Hardboiled - Henning Mankell's Serious Swedish Sleuth

Before I skedaddle on a brief vacation I'd just like to put in a plug for the police procedurals written by Henning Mankell. They feature Kurt Wallander, a cop in the southern Swedish province of Skane, which is between Denmark on the left and Latvia on the right.

Wallander is a complex man: overweight, indifferent-to-lousy health, far too sensitive for the job, and a terrific, if sometimes muddled, detective.

His little corner of Sweden is getting more and more violent, and his resources - both official and personal - increasingly inadequate to cope.

But cope he does, and along the way unravels some extremely weird and creative mysteries.

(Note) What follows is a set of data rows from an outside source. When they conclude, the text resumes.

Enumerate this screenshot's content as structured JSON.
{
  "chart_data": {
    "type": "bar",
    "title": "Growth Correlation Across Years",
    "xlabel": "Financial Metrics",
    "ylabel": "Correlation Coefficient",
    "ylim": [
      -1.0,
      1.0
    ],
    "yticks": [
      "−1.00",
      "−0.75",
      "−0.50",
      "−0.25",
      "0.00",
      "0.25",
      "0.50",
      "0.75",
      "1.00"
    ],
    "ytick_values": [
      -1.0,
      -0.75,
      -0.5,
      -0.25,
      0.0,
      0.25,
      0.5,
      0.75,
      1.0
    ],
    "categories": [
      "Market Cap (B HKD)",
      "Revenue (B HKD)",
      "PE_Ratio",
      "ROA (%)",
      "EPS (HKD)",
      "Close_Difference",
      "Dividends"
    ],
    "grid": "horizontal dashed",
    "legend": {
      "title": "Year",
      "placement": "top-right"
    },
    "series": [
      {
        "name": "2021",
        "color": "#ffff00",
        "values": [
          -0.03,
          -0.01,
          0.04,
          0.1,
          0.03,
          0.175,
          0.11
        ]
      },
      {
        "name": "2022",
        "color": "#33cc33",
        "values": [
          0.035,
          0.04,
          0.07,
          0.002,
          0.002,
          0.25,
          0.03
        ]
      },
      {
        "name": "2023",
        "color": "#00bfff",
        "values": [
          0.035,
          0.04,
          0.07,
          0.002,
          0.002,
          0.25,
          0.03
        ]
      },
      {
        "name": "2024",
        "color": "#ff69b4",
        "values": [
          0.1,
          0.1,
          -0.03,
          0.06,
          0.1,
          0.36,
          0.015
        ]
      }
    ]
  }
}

Mankell's scenarios are often bizarre and macabre. In translation the writing is spare, but with the occasional flex of the writer's muscle that makes me think he either does a lot of revisions and/or has a hell of a good editor.

The books tend to be long, but they are so well-constructed that the reader is either unaware of the length, or glad since it means the story isn't going to run out anytime soon.

Check it out.


Anonymous said...

I read "The Man Who Smiles". The cops and regular people seemed like very plausible, three dimensional characters. The problem was that the villain, a mysterious but prominent financier just didn't seem real. The juxtaposition of the earthy policemen with the cartoon billionaire made the whole plot silly and boring.

Is there a better one, or is that one representative.

Patrick said...

Try "Sidetracked" or "Firewall." I don't know "The Man Who Smiles."